公的医療制度を持続可能とし、また同時に医療費が国民生活への過度の負担とならないよう、風邪や花粉症といった軽微な症状であればセルフケアや薬局・ドラッグストアで対応する。これは海外諸国では定番の医療政策であり、妥当です。
日本が海外諸国と大きく異なる点は、諸外国では元々そうした観点から医療制度・医薬品販売制度を設計しているのに対し、日本では長年堅持してきた「軽微な症状でも医師への受診を促すフリーアクセス医療」からの転換であることです。
このため、OTC類似薬の保険適用除外に対する世論や有識者の反応も混乱しており、
「OTC類似薬は安全な分野であり問題ない。市販薬を購入し自分で治せばいい」 「医師から離れ、患者は自分で治療することになる。
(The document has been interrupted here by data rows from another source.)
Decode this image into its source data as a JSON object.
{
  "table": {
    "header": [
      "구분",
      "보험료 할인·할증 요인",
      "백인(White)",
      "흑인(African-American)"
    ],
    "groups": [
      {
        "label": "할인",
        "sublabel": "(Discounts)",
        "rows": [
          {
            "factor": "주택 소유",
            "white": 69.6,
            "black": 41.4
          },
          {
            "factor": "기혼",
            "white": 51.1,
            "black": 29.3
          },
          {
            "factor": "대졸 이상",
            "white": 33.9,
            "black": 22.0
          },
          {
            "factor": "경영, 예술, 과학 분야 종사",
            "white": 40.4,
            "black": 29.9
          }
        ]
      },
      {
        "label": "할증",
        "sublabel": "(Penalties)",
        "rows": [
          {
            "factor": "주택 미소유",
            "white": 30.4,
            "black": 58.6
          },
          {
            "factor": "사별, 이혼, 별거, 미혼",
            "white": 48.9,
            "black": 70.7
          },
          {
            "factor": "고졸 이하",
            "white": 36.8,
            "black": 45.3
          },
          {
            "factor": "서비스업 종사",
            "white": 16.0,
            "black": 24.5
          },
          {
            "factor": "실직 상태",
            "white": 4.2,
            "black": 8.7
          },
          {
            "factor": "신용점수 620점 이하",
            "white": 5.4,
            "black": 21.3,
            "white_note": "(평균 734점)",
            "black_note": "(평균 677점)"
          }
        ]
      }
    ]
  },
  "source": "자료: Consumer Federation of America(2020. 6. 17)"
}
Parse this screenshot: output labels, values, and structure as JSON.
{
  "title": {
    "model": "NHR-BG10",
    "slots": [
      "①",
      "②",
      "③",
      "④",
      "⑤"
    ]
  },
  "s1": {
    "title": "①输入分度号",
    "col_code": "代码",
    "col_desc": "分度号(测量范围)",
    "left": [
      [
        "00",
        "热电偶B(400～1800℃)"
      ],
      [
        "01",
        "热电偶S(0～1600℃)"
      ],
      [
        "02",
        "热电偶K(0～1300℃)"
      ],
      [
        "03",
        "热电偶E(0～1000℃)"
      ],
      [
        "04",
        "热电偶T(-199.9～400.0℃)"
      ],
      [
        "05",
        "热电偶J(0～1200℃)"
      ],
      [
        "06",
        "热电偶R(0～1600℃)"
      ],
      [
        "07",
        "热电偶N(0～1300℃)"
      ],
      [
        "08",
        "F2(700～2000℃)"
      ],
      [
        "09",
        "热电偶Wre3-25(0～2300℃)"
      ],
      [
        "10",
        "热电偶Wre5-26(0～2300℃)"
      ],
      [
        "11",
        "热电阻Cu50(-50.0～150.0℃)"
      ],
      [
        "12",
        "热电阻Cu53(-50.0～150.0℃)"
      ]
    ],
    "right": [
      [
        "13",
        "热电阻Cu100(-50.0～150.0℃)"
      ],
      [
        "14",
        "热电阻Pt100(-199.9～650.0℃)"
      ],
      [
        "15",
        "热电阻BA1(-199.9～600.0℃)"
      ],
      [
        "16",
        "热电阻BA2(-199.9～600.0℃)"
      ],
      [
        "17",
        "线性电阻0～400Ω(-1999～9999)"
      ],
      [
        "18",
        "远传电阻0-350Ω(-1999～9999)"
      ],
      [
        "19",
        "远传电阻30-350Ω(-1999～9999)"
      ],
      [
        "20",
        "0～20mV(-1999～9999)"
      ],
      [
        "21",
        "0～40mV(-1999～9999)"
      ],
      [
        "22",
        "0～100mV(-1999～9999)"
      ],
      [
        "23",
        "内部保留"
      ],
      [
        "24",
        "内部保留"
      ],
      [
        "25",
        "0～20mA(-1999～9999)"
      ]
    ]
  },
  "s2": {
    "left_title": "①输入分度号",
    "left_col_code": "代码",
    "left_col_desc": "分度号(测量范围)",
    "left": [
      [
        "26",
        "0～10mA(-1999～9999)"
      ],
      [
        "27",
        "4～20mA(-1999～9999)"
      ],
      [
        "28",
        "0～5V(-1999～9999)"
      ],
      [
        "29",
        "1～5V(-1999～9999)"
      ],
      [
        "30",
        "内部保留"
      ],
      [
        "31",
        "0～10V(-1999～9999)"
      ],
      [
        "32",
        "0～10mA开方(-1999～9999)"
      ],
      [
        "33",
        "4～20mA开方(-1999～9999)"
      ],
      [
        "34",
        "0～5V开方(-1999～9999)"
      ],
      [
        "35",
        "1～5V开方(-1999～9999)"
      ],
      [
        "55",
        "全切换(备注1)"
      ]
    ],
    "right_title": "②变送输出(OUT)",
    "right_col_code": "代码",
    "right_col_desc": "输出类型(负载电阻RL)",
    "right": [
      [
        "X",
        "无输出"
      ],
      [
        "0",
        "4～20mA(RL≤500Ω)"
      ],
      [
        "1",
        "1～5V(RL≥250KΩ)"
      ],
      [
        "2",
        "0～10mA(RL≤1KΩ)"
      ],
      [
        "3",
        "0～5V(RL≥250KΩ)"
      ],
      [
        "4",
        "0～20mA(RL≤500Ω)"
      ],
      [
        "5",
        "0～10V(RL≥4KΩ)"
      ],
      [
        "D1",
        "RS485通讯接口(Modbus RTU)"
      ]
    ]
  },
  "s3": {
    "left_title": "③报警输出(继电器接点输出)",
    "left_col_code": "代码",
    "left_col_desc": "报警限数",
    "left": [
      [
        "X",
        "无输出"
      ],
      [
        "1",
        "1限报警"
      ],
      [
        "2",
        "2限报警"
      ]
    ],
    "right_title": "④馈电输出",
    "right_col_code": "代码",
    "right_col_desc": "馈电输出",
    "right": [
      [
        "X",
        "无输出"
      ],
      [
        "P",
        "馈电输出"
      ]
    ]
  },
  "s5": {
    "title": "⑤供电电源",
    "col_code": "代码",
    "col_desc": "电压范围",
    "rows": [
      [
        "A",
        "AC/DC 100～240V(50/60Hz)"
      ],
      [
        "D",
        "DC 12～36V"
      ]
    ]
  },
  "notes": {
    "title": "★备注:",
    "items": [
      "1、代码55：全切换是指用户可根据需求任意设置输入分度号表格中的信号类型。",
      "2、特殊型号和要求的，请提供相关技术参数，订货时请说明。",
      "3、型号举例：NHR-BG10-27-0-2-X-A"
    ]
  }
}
自己責任化は不適切だ」
などと、正反対の意見がそれぞれ噴出しています。
多少の違いはあるものの、いずれの国においても医薬品の販売・授与制度は基本的に同じ理念で設計されています。
『医薬品利用に関するリスク(医薬品自体の副作用リスクと、症状・病気への適用の難しさ)』を考慮して複数のカテゴリーに区分し、
自由販売 < 薬局・ドラッグストアで販売 < 薬剤師が販売 < 医師が処方
と、段階的にルールを設定しています。
日本では、これまで軽微な症状でも病院を受診する医療制度・文化であったからこそ、「医師にかかる必要のない薬は自由に使えばよい」という国民的な理解が導かれています。市販薬購入時に薬剤師と相談する習慣がある人は多くありません。
同時に、今後は軽微な症状で病院に行きづらくなるからこそ、「医師にかかる必要のない薬を的確に利用し、病院受診が必要な状況があれば、確実に見極める必要」が生じます。